Where is my running at these days, anyway?  Well…it has been non-existent.  I have spent the last 6+ weeks recovering from a stupid stress fracture in my right foot.  This extended time off allowed me to catch up on sleep, re-read Born to Run, and order up a pair of Lunas (the minimalist sandals inspired by the Tarahumara tribe of running people featured in Born to Run.  As luck would have it my sandals arrived yesterday…perfect timing as this is the week I had planned to begin my comeback. 

This morning I woke before the crack of dawn and headed out for an easy short jog with the new foot wear.  I am not prepared to give a full report on the Lunas yet but I will talk about the morning run in them.  I wasn’t sure what to expect when I got up this morning.  I know I have gotten fatter in the past month and a half but I wasn’t sure how much fitness and endurance I had lost.  I also was not 100% sure if my foot was fully healed or if there would be any residual problems.  It turns out that there wasn’t much to be concerned about.  Even with several stops to adjust the sandals and a slow pace I was still around an 8.5 minute mile pace (under 5 minute/km).  I am not sure where my endurance is at because I really didn’t test it out today.  Today was all about breaking a sweat and figuring out the Lunas.  MISSION ACCOMPLISHED.  I didn’t have that whole cathartic feeling of busting free of injury and flying through my first run but things felt good and right.  At the end of the day, that’s all you can ask for.

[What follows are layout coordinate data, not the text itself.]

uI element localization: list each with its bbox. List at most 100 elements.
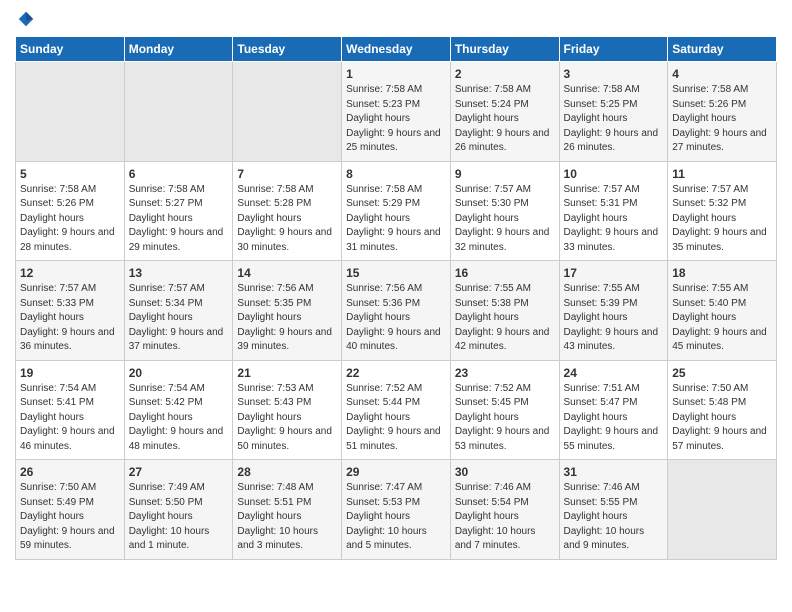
day-cell: 28 Sunrise: 7:48 AMSunset: 5:51 PMDaylig…: [233, 460, 342, 560]
day-info: Sunrise: 7:54 AMSunset: 5:42 PMDaylight …: [129, 382, 229, 455]
day-cell: 12 Sunrise: 7:57 AMSunset: 5:33 PMDaylig…: [16, 261, 125, 361]
day-info: Sunrise: 7:58 AMSunset: 5:26 PMDaylight …: [672, 83, 772, 156]
day-cell: 4 Sunrise: 7:58 AMSunset: 5:26 PMDayligh…: [668, 62, 777, 162]
day-cell: 17 Sunrise: 7:55 AMSunset: 5:39 PMDaylig…: [559, 261, 668, 361]
day-cell: 7 Sunrise: 7:58 AMSunset: 5:28 PMDayligh…: [233, 161, 342, 261]
day-info: Sunrise: 7:50 AMSunset: 5:49 PMDaylight …: [20, 481, 120, 554]
day-info: Sunrise: 7:52 AMSunset: 5:44 PMDaylight …: [346, 382, 446, 455]
week-row-1: 1 Sunrise: 7:58 AMSunset: 5:23 PMDayligh…: [16, 62, 777, 162]
day-number: 6: [129, 167, 229, 181]
day-cell: 5 Sunrise: 7:58 AMSunset: 5:26 PMDayligh…: [16, 161, 125, 261]
day-number: 14: [237, 266, 337, 280]
calendar-page: SundayMondayTuesdayWednesdayThursdayFrid…: [0, 0, 792, 575]
day-number: 21: [237, 366, 337, 380]
day-number: 25: [672, 366, 772, 380]
day-info: Sunrise: 7:52 AMSunset: 5:45 PMDaylight …: [455, 382, 555, 455]
weekday-header-thursday: Thursday: [450, 37, 559, 62]
day-number: 28: [237, 465, 337, 479]
weekday-header-friday: Friday: [559, 37, 668, 62]
day-cell: 13 Sunrise: 7:57 AMSunset: 5:34 PMDaylig…: [124, 261, 233, 361]
day-cell: 27 Sunrise: 7:49 AMSunset: 5:50 PMDaylig…: [124, 460, 233, 560]
day-number: 17: [564, 266, 664, 280]
day-number: 24: [564, 366, 664, 380]
day-info: Sunrise: 7:57 AMSunset: 5:33 PMDaylight …: [20, 282, 120, 355]
day-cell: [668, 460, 777, 560]
day-info: Sunrise: 7:55 AMSunset: 5:38 PMDaylight …: [455, 282, 555, 355]
day-cell: 9 Sunrise: 7:57 AMSunset: 5:30 PMDayligh…: [450, 161, 559, 261]
weekday-header-wednesday: Wednesday: [342, 37, 451, 62]
day-number: 4: [672, 67, 772, 81]
day-info: Sunrise: 7:56 AMSunset: 5:36 PMDaylight …: [346, 282, 446, 355]
day-cell: 20 Sunrise: 7:54 AMSunset: 5:42 PMDaylig…: [124, 360, 233, 460]
calendar-table: SundayMondayTuesdayWednesdayThursdayFrid…: [15, 36, 777, 560]
header: [15, 10, 777, 28]
logo-icon: [17, 10, 35, 28]
day-cell: [16, 62, 125, 162]
day-cell: 3 Sunrise: 7:58 AMSunset: 5:25 PMDayligh…: [559, 62, 668, 162]
day-number: 22: [346, 366, 446, 380]
day-info: Sunrise: 7:50 AMSunset: 5:48 PMDaylight …: [672, 382, 772, 455]
day-number: 8: [346, 167, 446, 181]
day-info: Sunrise: 7:46 AMSunset: 5:55 PMDaylight …: [564, 481, 664, 554]
day-cell: 29 Sunrise: 7:47 AMSunset: 5:53 PMDaylig…: [342, 460, 451, 560]
day-info: Sunrise: 7:48 AMSunset: 5:51 PMDaylight …: [237, 481, 337, 554]
day-cell: 21 Sunrise: 7:53 AMSunset: 5:43 PMDaylig…: [233, 360, 342, 460]
day-number: 3: [564, 67, 664, 81]
day-info: Sunrise: 7:57 AMSunset: 5:34 PMDaylight …: [129, 282, 229, 355]
day-info: Sunrise: 7:58 AMSunset: 5:25 PMDaylight …: [564, 83, 664, 156]
day-info: Sunrise: 7:53 AMSunset: 5:43 PMDaylight …: [237, 382, 337, 455]
day-info: Sunrise: 7:56 AMSunset: 5:35 PMDaylight …: [237, 282, 337, 355]
day-number: 13: [129, 266, 229, 280]
day-number: 2: [455, 67, 555, 81]
day-number: 5: [20, 167, 120, 181]
day-cell: 1 Sunrise: 7:58 AMSunset: 5:23 PMDayligh…: [342, 62, 451, 162]
day-number: 9: [455, 167, 555, 181]
day-info: Sunrise: 7:57 AMSunset: 5:31 PMDaylight …: [564, 183, 664, 256]
day-cell: 26 Sunrise: 7:50 AMSunset: 5:49 PMDaylig…: [16, 460, 125, 560]
day-cell: 18 Sunrise: 7:55 AMSunset: 5:40 PMDaylig…: [668, 261, 777, 361]
weekday-header-row: SundayMondayTuesdayWednesdayThursdayFrid…: [16, 37, 777, 62]
day-info: Sunrise: 7:46 AMSunset: 5:54 PMDaylight …: [455, 481, 555, 554]
day-cell: 22 Sunrise: 7:52 AMSunset: 5:44 PMDaylig…: [342, 360, 451, 460]
day-cell: 23 Sunrise: 7:52 AMSunset: 5:45 PMDaylig…: [450, 360, 559, 460]
day-number: 12: [20, 266, 120, 280]
day-number: 10: [564, 167, 664, 181]
day-cell: 19 Sunrise: 7:54 AMSunset: 5:41 PMDaylig…: [16, 360, 125, 460]
day-cell: 6 Sunrise: 7:58 AMSunset: 5:27 PMDayligh…: [124, 161, 233, 261]
day-cell: [233, 62, 342, 162]
day-number: 31: [564, 465, 664, 479]
day-cell: 14 Sunrise: 7:56 AMSunset: 5:35 PMDaylig…: [233, 261, 342, 361]
day-cell: 16 Sunrise: 7:55 AMSunset: 5:38 PMDaylig…: [450, 261, 559, 361]
day-info: Sunrise: 7:51 AMSunset: 5:47 PMDaylight …: [564, 382, 664, 455]
weekday-header-sunday: Sunday: [16, 37, 125, 62]
day-info: Sunrise: 7:58 AMSunset: 5:29 PMDaylight …: [346, 183, 446, 256]
day-info: Sunrise: 7:58 AMSunset: 5:23 PMDaylight …: [346, 83, 446, 156]
day-cell: 15 Sunrise: 7:56 AMSunset: 5:36 PMDaylig…: [342, 261, 451, 361]
day-info: Sunrise: 7:54 AMSunset: 5:41 PMDaylight …: [20, 382, 120, 455]
day-number: 26: [20, 465, 120, 479]
day-number: 30: [455, 465, 555, 479]
day-info: Sunrise: 7:55 AMSunset: 5:40 PMDaylight …: [672, 282, 772, 355]
day-cell: [124, 62, 233, 162]
day-info: Sunrise: 7:55 AMSunset: 5:39 PMDaylight …: [564, 282, 664, 355]
week-row-5: 26 Sunrise: 7:50 AMSunset: 5:49 PMDaylig…: [16, 460, 777, 560]
day-number: 27: [129, 465, 229, 479]
weekday-header-monday: Monday: [124, 37, 233, 62]
day-info: Sunrise: 7:58 AMSunset: 5:24 PMDaylight …: [455, 83, 555, 156]
day-cell: 30 Sunrise: 7:46 AMSunset: 5:54 PMDaylig…: [450, 460, 559, 560]
day-number: 16: [455, 266, 555, 280]
day-number: 15: [346, 266, 446, 280]
day-info: Sunrise: 7:49 AMSunset: 5:50 PMDaylight …: [129, 481, 229, 554]
day-cell: 2 Sunrise: 7:58 AMSunset: 5:24 PMDayligh…: [450, 62, 559, 162]
day-info: Sunrise: 7:58 AMSunset: 5:27 PMDaylight …: [129, 183, 229, 256]
day-cell: 25 Sunrise: 7:50 AMSunset: 5:48 PMDaylig…: [668, 360, 777, 460]
day-number: 23: [455, 366, 555, 380]
day-info: Sunrise: 7:58 AMSunset: 5:26 PMDaylight …: [20, 183, 120, 256]
day-info: Sunrise: 7:57 AMSunset: 5:30 PMDaylight …: [455, 183, 555, 256]
day-number: 11: [672, 167, 772, 181]
day-number: 29: [346, 465, 446, 479]
day-cell: 31 Sunrise: 7:46 AMSunset: 5:55 PMDaylig…: [559, 460, 668, 560]
day-info: Sunrise: 7:58 AMSunset: 5:28 PMDaylight …: [237, 183, 337, 256]
weekday-header-tuesday: Tuesday: [233, 37, 342, 62]
day-number: 19: [20, 366, 120, 380]
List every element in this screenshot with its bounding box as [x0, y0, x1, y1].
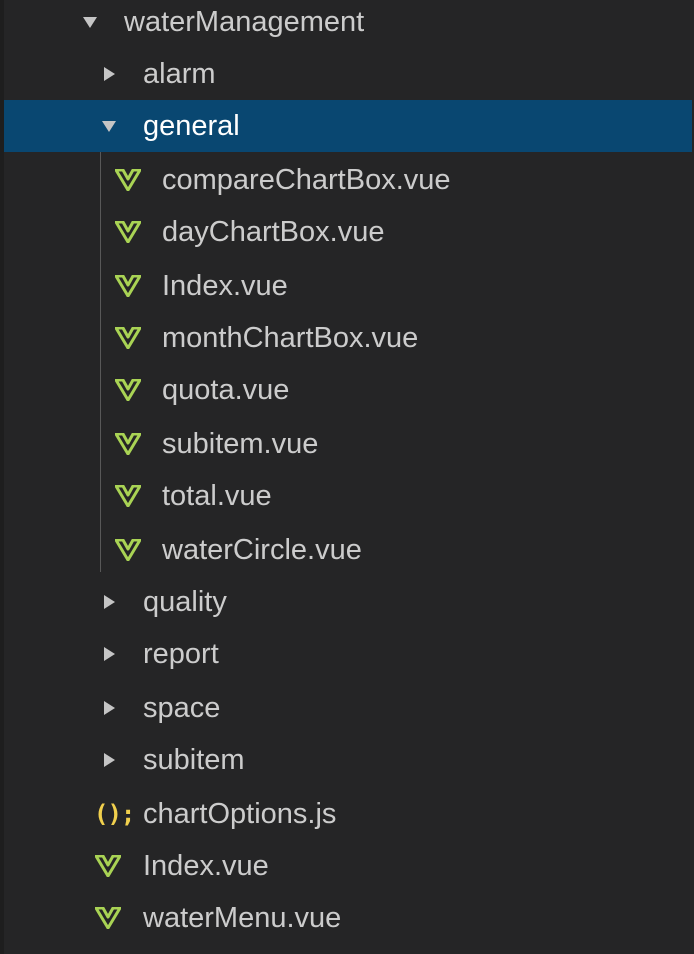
- js-file-icon: ();: [94, 800, 135, 828]
- tree-item-label: waterCircle.vue: [162, 534, 362, 566]
- tree-item-label: Index.vue: [143, 850, 269, 882]
- chevron-down-icon: [102, 121, 116, 132]
- vue-file-icon: [115, 485, 141, 507]
- vue-file-icon: [115, 379, 141, 401]
- tree-item-label: space: [143, 692, 221, 724]
- tree-file-watermenu[interactable]: waterMenu.vue: [0, 892, 694, 944]
- tree-file-watercircle[interactable]: waterCircle.vue: [0, 524, 694, 576]
- tree-item-label: alarm: [143, 58, 216, 90]
- tree-file-root-index[interactable]: Index.vue: [0, 840, 694, 892]
- tree-file-quota[interactable]: quota.vue: [0, 364, 694, 416]
- tree-item-label: Index.vue: [162, 270, 288, 302]
- tree-folder-subitem[interactable]: subitem: [0, 734, 694, 786]
- chevron-right-icon: [104, 595, 115, 609]
- tree-item-label: report: [143, 638, 219, 670]
- vue-file-icon: [115, 433, 141, 455]
- tree-item-label: waterMenu.vue: [143, 902, 342, 934]
- tree-folder-watermanagement[interactable]: waterManagement: [0, 0, 694, 48]
- tree-item-label: quality: [143, 586, 227, 618]
- tree-item-label: waterManagement: [124, 6, 365, 38]
- tree-file-comparechartbox[interactable]: compareChartBox.vue: [0, 154, 694, 206]
- vue-file-icon: [115, 539, 141, 561]
- tree-item-label: subitem: [143, 744, 245, 776]
- vue-file-icon: [95, 907, 121, 929]
- vue-file-icon: [115, 327, 141, 349]
- tree-file-daychartbox[interactable]: dayChartBox.vue: [0, 206, 694, 258]
- chevron-down-icon: [83, 17, 97, 28]
- tree-file-subitem[interactable]: subitem.vue: [0, 418, 694, 470]
- vue-file-icon: [115, 169, 141, 191]
- tree-item-label: chartOptions.js: [143, 798, 337, 830]
- chevron-right-icon: [104, 753, 115, 767]
- tree-folder-alarm[interactable]: alarm: [0, 48, 694, 100]
- tree-file-total[interactable]: total.vue: [0, 470, 694, 522]
- vue-file-icon: [115, 275, 141, 297]
- tree-folder-quality[interactable]: quality: [0, 576, 694, 628]
- chevron-right-icon: [104, 67, 115, 81]
- tree-item-label: compareChartBox.vue: [162, 164, 451, 196]
- chevron-right-icon: [104, 647, 115, 661]
- tree-file-chartoptions[interactable]: (); chartOptions.js: [0, 788, 694, 840]
- vue-file-icon: [115, 221, 141, 243]
- tree-item-label: monthChartBox.vue: [162, 322, 419, 354]
- vue-file-icon: [95, 855, 121, 877]
- tree-item-label: general: [143, 110, 240, 142]
- tree-folder-general[interactable]: general: [4, 100, 692, 152]
- chevron-right-icon: [104, 701, 115, 715]
- tree-item-label: quota.vue: [162, 374, 290, 406]
- tree-item-label: dayChartBox.vue: [162, 216, 385, 248]
- tree-item-label: total.vue: [162, 480, 272, 512]
- tree-file-index[interactable]: Index.vue: [0, 260, 694, 312]
- file-explorer-tree: waterManagement alarm general compareCha…: [0, 0, 694, 954]
- tree-file-monthchartbox[interactable]: monthChartBox.vue: [0, 312, 694, 364]
- tree-folder-space[interactable]: space: [0, 682, 694, 734]
- tree-item-label: subitem.vue: [162, 428, 319, 460]
- tree-folder-report[interactable]: report: [0, 628, 694, 680]
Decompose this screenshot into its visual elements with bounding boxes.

 ImageThis is the package that I waited for what seemed like forever.

ImageHere are the new Lunas and my new bumper sticker….sweeeeeeeeeeeeeeeeeeet.

ImageThose are my feet in my Lunas.

Where do we go from here?  MORE RUNNING.  Yes, I plan on taking it slow and gradually building up but more running is definitely the plan.  So that’s it for now.  Until next blog time, run strong and run free.